Thought bubbles of a seven-year old

For years in pre-school, feedback from Kai's teachers had always been such: "Mrs Tan, Tan Kai is always day dreaming in class. He drifts off; we're not sure if he's listening."

Children's attention span varies, and I've been told boys are terrible at focusing on tasks. So is Kai normal or different? If different, how different? I've never received a definitive reply. He's just different, I was told. After years of receiving unconstructive feedback like that, I gave up trying to decipher what is different (not wrong) with Kai so that I can 'fix' it. Nonetheless, I've always wondered what goes through that little mind of his.

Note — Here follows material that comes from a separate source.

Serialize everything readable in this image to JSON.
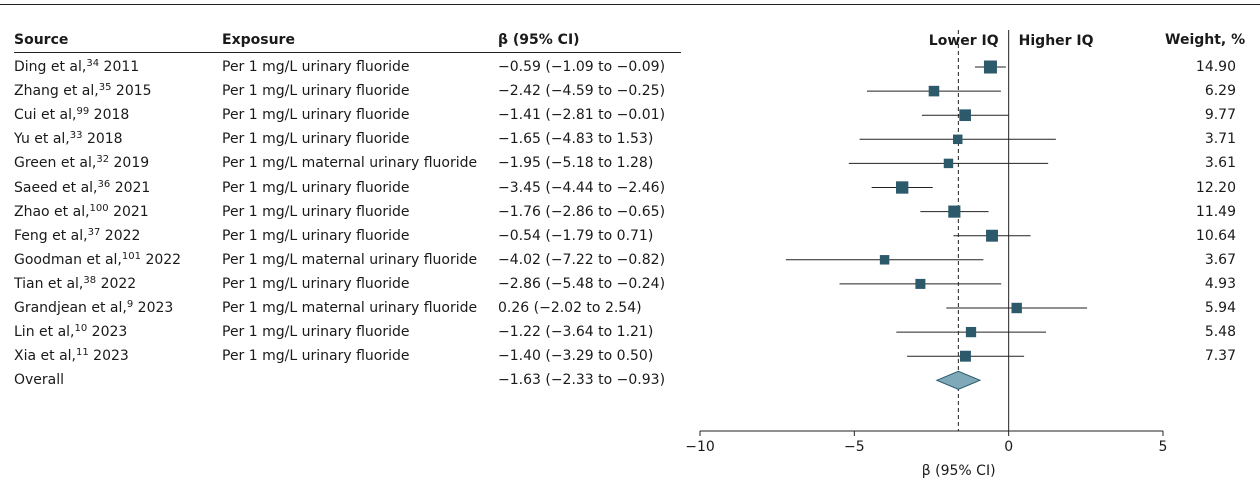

Then he started Primary 1, and I stopped receiving feedback like that. (With a teacher to student ratio of 1:30, I'm pretty sure it'd be harder for any of his teachers to catch him drifting off.)

I was driving Kai home one day when he broke the silence and asked me to show proof that Jesus/God exists. "Like where is he buried? Where are his bones? Can I see the tombstone?" asked my seven-year old.

Today, he took the dollar coin which I always keep in the car just before we drove off for class. (I keep a coin in the car for days where I don't have dollar coins in my wallet for the supermarket trolley.) "Why is it that the coin continues to move with me even after I've thrown it in the air?" he asked.

He had been tossing the coin in the moving car, and had realised the coin is 'traveling' with him even though it's suspended in mid-air.

Next came the question of why cavemen came up with words to describe things.

Theology. Physics. History. If those are the stuff that day dreams are made of, then let him dream.

The question we should ask as educators/parents is not what is 'wrong' with the child. The question is how we should engage and teach the child, whatever his capability. An inquiring mind is ripe for the teaching, for absorbing facts, for discovering new frontiers.

It was Newton's inquiring mind that led him to come up with the laws of physics. Galileo disobeyed the Catholic church and maintained that the earth revolves around the sun. So this is the message I have for you, Kai: It is ok to see the world in a different light.